Livre é o povo armado?

Uma reflexão sobre liberdades individuais e os argumentos utilizados por quem defende a liberação do porte de armas no Brasil

Por Victor Augusto Capellari

Muitas pessoas já debateram sobre o significado de liberdade. Para esse texto, eu escolhi a minha definição preferida, a do filósofo francês Jean-Paul Sartre, segundo a qual nossa liberdade não pode ser tirada.

Um escravo pode tentar fugir, assim como um prisioneiro que tecnicamente, já escolheu desrespeitar a lei estabelecida anteriormente, e agora responde por esse ato. 

Estamos condenados a ser livres, isso significa que devemos escolher e aceitar as consequências de nossos atos, mesmo que nossa escolha seja não escolher, pois essa já é uma escolha.

O problema é que muitas pessoas têm dificuldade em aceitar essa responsabilidade, e permitem que outros guiem suas escolhas, e nessas de passar a responsabilidade para terceiros, corremos o risco de perder nosso senso crítico.

Imagine tal cenário:

um guarda de estacionamento está no final do seu expediente quando um carro estaciona em lugar proibido. O guarda já fica triste por ter que lidar com a situação, tinha sido um dia cansativo e ele queria ir para casa, jantar, ver a esposa e os filhos. Mesmo assim ele se aproxima do carro e informa o motorista que aquele era um lugar proibido, afinal esse é o seu trabalho. Nesse ponto o motorista responde, você sabe com quem está falando, eu sou o Presidente da empresa. O guarda fica feliz, pode ir para casa, afinal o dono do carro e autoridade. 

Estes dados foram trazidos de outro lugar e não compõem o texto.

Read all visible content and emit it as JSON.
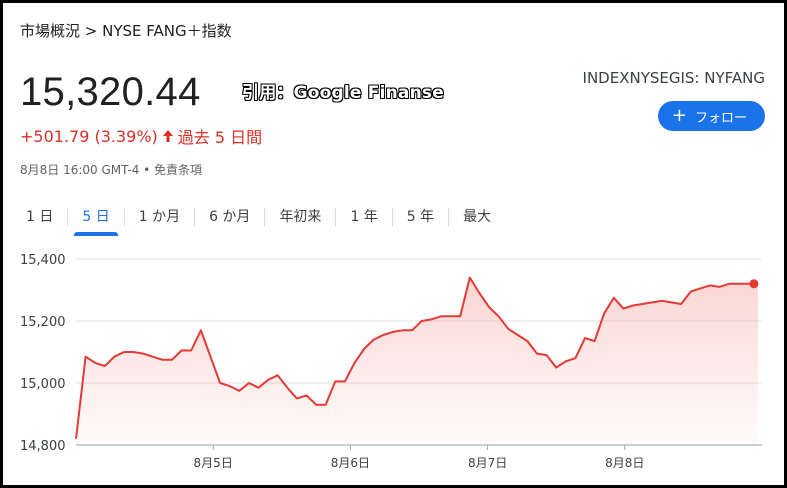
{
  "breadcrumb": "市場概況 > NYSE FANG＋指数",
  "price": "15,320.44",
  "credit": "引用：Google Finanse",
  "ticker": "INDEXNYSEGIS: NYFANG",
  "follow_label": "フォロー",
  "change": {
    "text": "+501.79 (3.39%)",
    "period": "過去 5 日間",
    "color": "#d93025"
  },
  "timestamp": "8月8日 16:00 GMT-4 • 免責条項",
  "tabs": [
    {
      "label": "1 日",
      "active": false
    },
    {
      "label": "5 日",
      "active": true
    },
    {
      "label": "1 か月",
      "active": false
    },
    {
      "label": "6 か月",
      "active": false
    },
    {
      "label": "年初来",
      "active": false
    },
    {
      "label": "1 年",
      "active": false
    },
    {
      "label": "5 年",
      "active": false
    },
    {
      "label": "最大",
      "active": false
    }
  ],
  "chart_data": {
    "type": "area",
    "ylim": [
      14800,
      15400
    ],
    "yticks": [
      14800,
      15000,
      15200,
      15400
    ],
    "ytick_labels": [
      "14,800",
      "15,000",
      "15,200",
      "15,400"
    ],
    "xlim": [
      0,
      5
    ],
    "xticks": [
      1,
      2,
      3,
      4
    ],
    "xtick_labels": [
      "8月5日",
      "8月6日",
      "8月7日",
      "8月8日"
    ],
    "line_color": "#e53935",
    "x": [
      0.0,
      0.07,
      0.14,
      0.21,
      0.28,
      0.35,
      0.42,
      0.49,
      0.56,
      0.63,
      0.7,
      0.77,
      0.84,
      0.91,
      0.98,
      1.05,
      1.12,
      1.19,
      1.26,
      1.33,
      1.4,
      1.47,
      1.54,
      1.61,
      1.68,
      1.75,
      1.82,
      1.89,
      1.96,
      2.03,
      2.1,
      2.17,
      2.24,
      2.31,
      2.38,
      2.45,
      2.52,
      2.59,
      2.66,
      2.73,
      2.8,
      2.87,
      2.94,
      3.01,
      3.08,
      3.15,
      3.22,
      3.29,
      3.36,
      3.43,
      3.5,
      3.57,
      3.64,
      3.71,
      3.78,
      3.85,
      3.92,
      3.99,
      4.06,
      4.13,
      4.2,
      4.27,
      4.34,
      4.41,
      4.48,
      4.55,
      4.62,
      4.69,
      4.76,
      4.83,
      4.9,
      4.97
    ],
    "values": [
      14820,
      15085,
      15065,
      15055,
      15085,
      15100,
      15100,
      15095,
      15085,
      15075,
      15075,
      15105,
      15105,
      15170,
      15085,
      15000,
      14990,
      14975,
      15000,
      14985,
      15010,
      15025,
      14985,
      14950,
      14960,
      14930,
      14930,
      15005,
      15005,
      15065,
      15110,
      15140,
      15155,
      15165,
      15170,
      15170,
      15200,
      15205,
      15215,
      15215,
      15215,
      15340,
      15290,
      15245,
      15215,
      15175,
      15155,
      15135,
      15095,
      15090,
      15050,
      15070,
      15080,
      15145,
      15135,
      15225,
      15275,
      15240,
      15250,
      15255,
      15260,
      15265,
      15260,
      15255,
      15295,
      15305,
      15315,
      15310,
      15320,
      15320,
      15320,
      15320
    ]
  }
}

Mas porque será que era proibido estacionar naquele lugar? Poderia ser uma vaga para deficientes, por isso proibida para o Presidente, que estava se apropriando de algo que deveria auxiliar uma parcela necessitada, em benefício próprio, ou poderia fazer parte de uma rota de fuga para incêndio, algo que geralmente podemos não dar tanta importância até que seja tarde demais e infelizmente não tenha escapatória. 

Acontece que, ao passar a responsabilidade para o outro, sentimos ao mesmo tempo uma sensação de controle, mas sem a responsabilidade, afinal não precisamos nos preocupar a autoridade vai resolver. Entretanto esquecemos de uma regra primordial, ninguém está acima da lei. 

(Importante ressaltar o contexto: sei, por exemplo, que existiam leis racistas que, através de muito esforço e luta, foram abolidas, mas esses são casos de leis construídas para manter a desigualdade e não a justiça).   

O risco é de se abrir uma brecha e nunca mais conseguir fechá-la. Como evidencia a teoria da janela quebrada, independente do bairro, cidade ou país, qual carro você acha que tem mais chance de ser roubado, um carro intacto ou um com a janela quebrada? Como já existe uma brecha, é muito mais fácil roubar o carro com a janela quebrada; além dele passar a mensagem de descaso, que o dono não se importa, então não teria problema se o equipamento de som ou o estepe desaparecessem.

De que adianta armar a população nesse sentido? Com o argumento de que assim nenhuma ditadura se levantará, se afinal até nossas próprias opiniões e memórias podem ser manipuladas? 

Aqui não falo da minha opinião sobre porte de armas; seria necessário uma explanação a parte sobre o assunto, minha opinião é sobre o quão acho irracional esse argumento.

Afinal, mesmo em uma ditadura que seja contra o porte de armas, a revolução conseguiria armas por outras vias – vamos lembrar que já existe o mercado ilegal de armas de fogo. 

É muito mais benéfico para o estabelecimento de uma ditadura ou para a manutenção da corrupção, ter uma população que desconhece e desrespeita a constituição do que uma população desarmada e preparada para o debate de ideias.

O que nos leva a mesma tecla: a principal ferramenta para o desenvolvimento é a educação. Precisamos conhecer nossos direitos e deveres, e arcar com nossas responsabilidades em prol da democracia.